Paryż - Kuba z najgorszymi wynikami od 56 lat, jej sportowcy zdobywają medale dla innych krajów
Olimpiada w Paryżu potwierdza głęboki kryzys, który przeżywa sport na pogrążonej problemami gospodarczymi i społecznymi Kubie. Na karaibskiej wyspie od kilku lat nasila się ubóstwo i masowe ucieczki sportowców oraz trenerów.
Wielu z nich zasiliło inne reprezentacje i zapewniło sobie lub swoim podopiecznym start na paryskich igrzyskach olimpijskich.
W sumie już na igrzyskach w stolicy Francji inne poza kubańską kadrą drużyny reprezentuje 46 trenerów urodzonych na Kubie. Pracują oni z komitetami olimpijskimi 28 państw w ramach 11 dyscyplin.
W Paryżu jest też 21 zawodników, którzy choć urodzili się na Kubie, to jednak podczas olimpiady reprezentują inne państwa.

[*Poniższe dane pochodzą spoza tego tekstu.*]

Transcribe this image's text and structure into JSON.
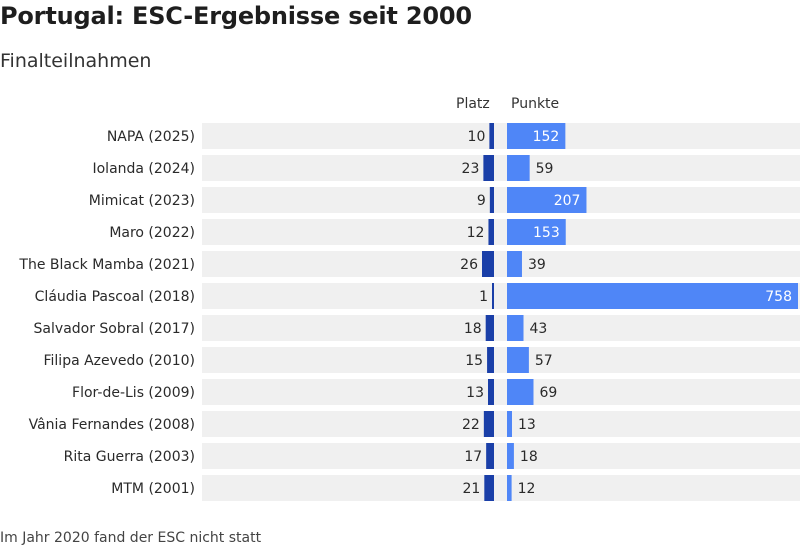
{
  "title": "Portugal: ESC-Ergebnisse seit 2000",
  "subtitle": "Finalteilnahmen",
  "columns": {
    "place": "Platz",
    "points": "Punkte"
  },
  "footer": "Im Jahr 2020 fand der ESC nicht statt",
  "colors": {
    "row_background": "#f0f0f0",
    "place_bar": "#1a3fa8",
    "points_bar": "#4f86f7",
    "text": "#2a2a2a"
  },
  "chart_data": {
    "type": "bar",
    "categories": [
      "NAPA (2025)",
      "Iolanda (2024)",
      "Mimicat (2023)",
      "Maro (2022)",
      "The Black Mamba (2021)",
      "Cláudia Pascoal (2018)",
      "Salvador Sobral (2017)",
      "Filipa Azevedo (2010)",
      "Flor-de-Lis (2009)",
      "Vânia Fernandes (2008)",
      "Rita Guerra (2003)",
      "MTM (2001)"
    ],
    "series": [
      {
        "name": "Platz",
        "values": [
          10,
          23,
          9,
          12,
          26,
          1,
          18,
          15,
          13,
          22,
          17,
          21
        ]
      },
      {
        "name": "Punkte",
        "values": [
          152,
          59,
          207,
          153,
          39,
          758,
          43,
          57,
          69,
          13,
          18,
          12
        ]
      }
    ],
    "place_max": 26,
    "points_max": 758
  }
}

Jednym z nich jest grający w polskim zespole siatkarzy Wilfredo Leon. Po środowej wygranej biało-czerwonych z USA i wejściu do finału zapewnił sobie w stolicy Francji co najmniej srebrny medal.
W gronie Kubańczyków, którzy podczas tegorocznych igrzysk zdobyli medale są przede wszystkim bokserzy, następcy legendarnego fightera z karaibskiej wyspy – Felixa Savona. Wśród nich jest reprezentujący Azerbejdżan Loren Alfono, który podobnie jak siatkarz Wilfredo Leon, dopiero stoczy walkę o złoto.
Co najmniej brązowy medal ma już walczący dla Bułgarii bokser Javier Ibanez, a krążek tego koloru zapewnił sobie walczący pod flagą Hiszpanii w wadze ciężkiej inny Kubańczyk, Enmanuel Reyes.
W zapasach w stylu klasycznym srebrem może pochwalić się Yasmani Acosta. Medal zdobył walcząc dla Chile.
Wielu kubańskich trenerów i zawodników startujących w Paryżu to uciekinierzy z karaibskiej wyspy. Przypadek ten dotyczy największej nadziei Portugalii na olimpijskie złoto – trójskoczka Pedro Paulo Pichardo. Urodzony w 1993 r. w Santiago de Cuba lekkoatleta przed trzema laty w Tokio wywalczył złoty medal olimpijski.